The Piazza Roma is linked to the east by the Via XX Settembre to the Piazza Arringo. On reaching this, turn right, up the narrow Via Tornasecco, to San Gregorio, another Roman temple recast as a Romanesque church. At the further end of the piazza is the Duomo and, on the right, the Palazzo Comunale and the Palazzo Vescovile. The former, an agglomeration of earlier structures, was refronted in the seventeenth century and houses the Pinacoteca Comunale with a notable holding of local works and one exceptional treasure, the opus anglicanum cope. This was given to the Duomo by Pope Nicolas IV in 1288; stolen in 1902 it was returned to Ascoli by the American philanthropist J. Pierpont Morgan three years later. The animated embroidered designs stand comparison with the finest English illuminations and stained glass of their date, soon after 1265. The collection of pictures ranges from the masterpiece of the Quattrocento Paolo da Visso by way of a tender Annunciation by Reni to an Assumption by the nineteenth-century Domenico Morelli. In the Palazzo Vescovile, the projecting wing of which has also been attributed to Cola, is the Museo Diocesano with more Marchigian pictures. Across the piazza is the exemplary Museo Archeologico with exceptional Iron Age metalwork.

The Duomo was enlarged in 1482; the massive façade was constructed to the design of Cola in 1529–39. On the left is the free-standing octagonal Romanesque Baptistery, crowned by a loggia. The scale of the church is impressive; the Gothic choir stalls are fine, but much else is best forgotten. In the Cappella del Sacramento, on the right, however, is the splendid polyptych of 1473 by the most eccentric of late fifteenth-century Italian painters, the Venetian Carlo Crivelli, who had settled at Ascoli some years earlier and remained there until his death in 1494/5. This was originally on the high altar and retains its intricate Gothic frame. The main tier shows the Madonna and Child between Saints Peter, Jerome, Emidius – the patron of the city – and Paul; above is the Pietà and further saints, and below, in the predella, Christ and the apostles. Crivelli’s Paduan training is tempered by experience of local painters from Camerino and Foligno. None of his contemporaries knew better how to paint fruit realistically, but realism was not Crivelli’s prime objective. His Madonna is at once elevated and poignant, his Child aware – not only from its weight – that the enormous apple he holds is the symbol of the Passion and of mankind’s subsequent redemption. As if to intrude on the spectator’s space, the left feet of both Saint Peter and Saint Paul project beyond the platform on which they stand. It is unfortunate that this masterpiece is placed too high to be fully appreciated.

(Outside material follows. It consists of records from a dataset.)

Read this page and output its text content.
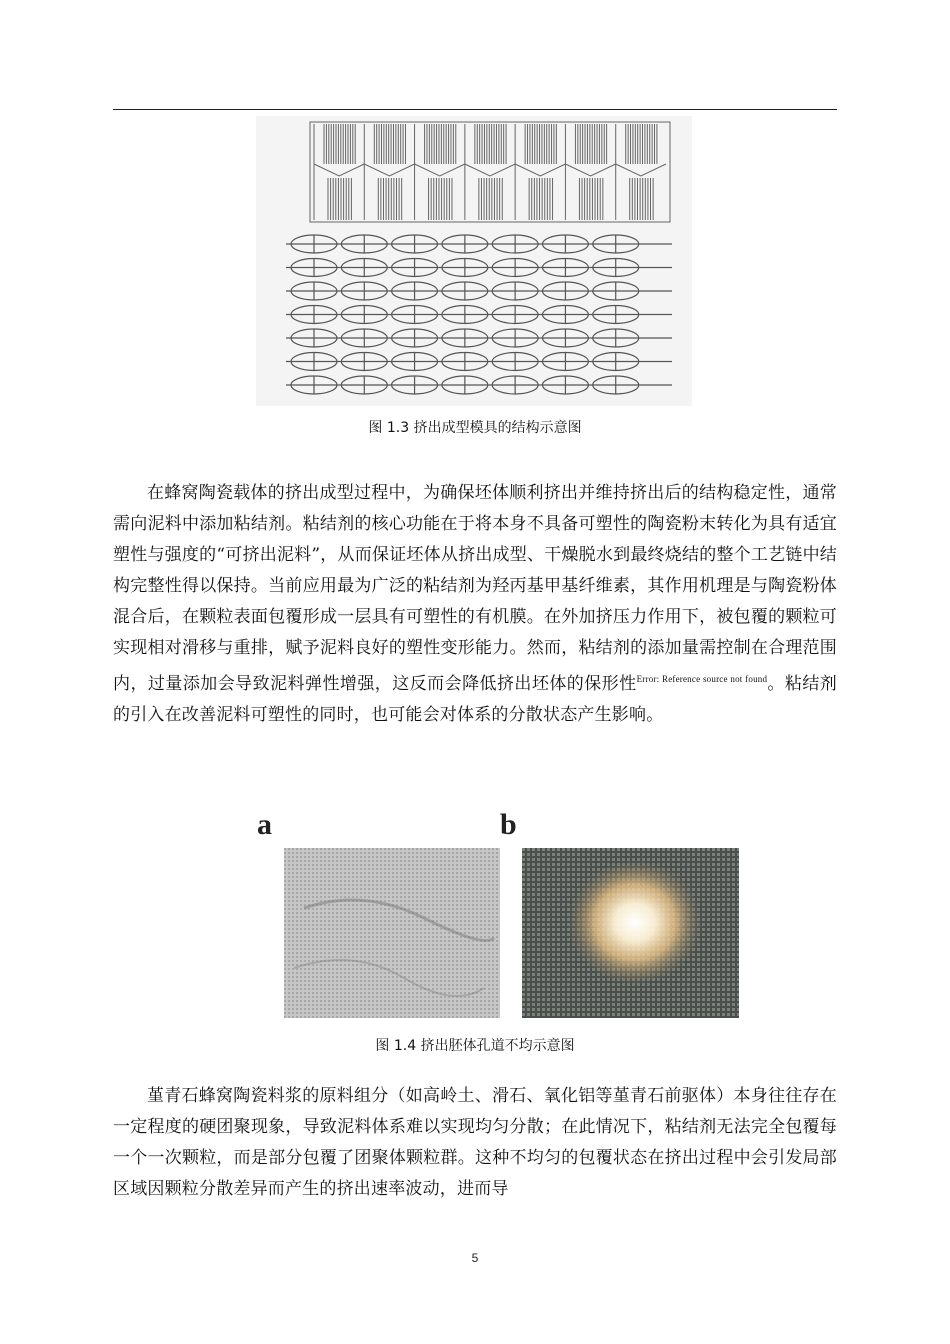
图 1.3 挤出成型模具的结构示意图

在蜂窝陶瓷载体的挤出成型过程中，为确保坯体顺利挤出并维持挤出后的结构稳定性，通常需向泥料中添加粘结剂。粘结剂的核心功能在于将本身不具备可塑性的陶瓷粉末转化为具有适宜塑性与强度的“可挤出泥料”，从而保证坯体从挤出成型、干燥脱水到最终烧结的整个工艺链中结构完整性得以保持。当前应用最为广泛的粘结剂为羟丙基甲基纤维素，其作用机理是与陶瓷粉体混合后，在颗粒表面包覆形成一层具有可塑性的有机膜。在外加挤压力作用下，被包覆的颗粒可实现相对滑移与重排，赋予泥料良好的塑性变形能力。然而，粘结剂的添加量需控制在合理范围内，过量添加会导致泥料弹性增强，这反而会降低挤出坯体的保形性$^{Error: Reference source not found}$。粘结剂的引入在改善泥料可塑性的同时，也可能会对体系的分散状态产生影响。

a	b
图 1.4 挤出胚体孔道不均示意图

堇青石蜂窝陶瓷料浆的原料组分（如高岭土、滑石、氧化铝等堇青石前驱体）本身往往存在一定程度的硬团聚现象，导致泥料体系难以实现均匀分散；在此情况下，粘结剂无法完全包覆每一个一次颗粒，而是部分包覆了团聚体颗粒群。这种不均匀的包覆状态在挤出过程中会引发局部区域因颗粒分散差异而产生的挤出速率波动，进而导

5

Palazzo del Popolo, west façade by Cola dell’Amatrice.

Palazzo del Popolo, west façade by Cola dell’Amatrice.

The patrons of the Marche were dazzled by Crivelli’s proficiency – and by his colours. Until his death in 1495 he had no challenger; his brother Vittore and close follower Pietro Alemanno would adhere to his model until the end of the century. Ascoli is fortunate that its greatest altarpiece survived both the depredations of revolutionary France and later Anglo-Saxon shopping.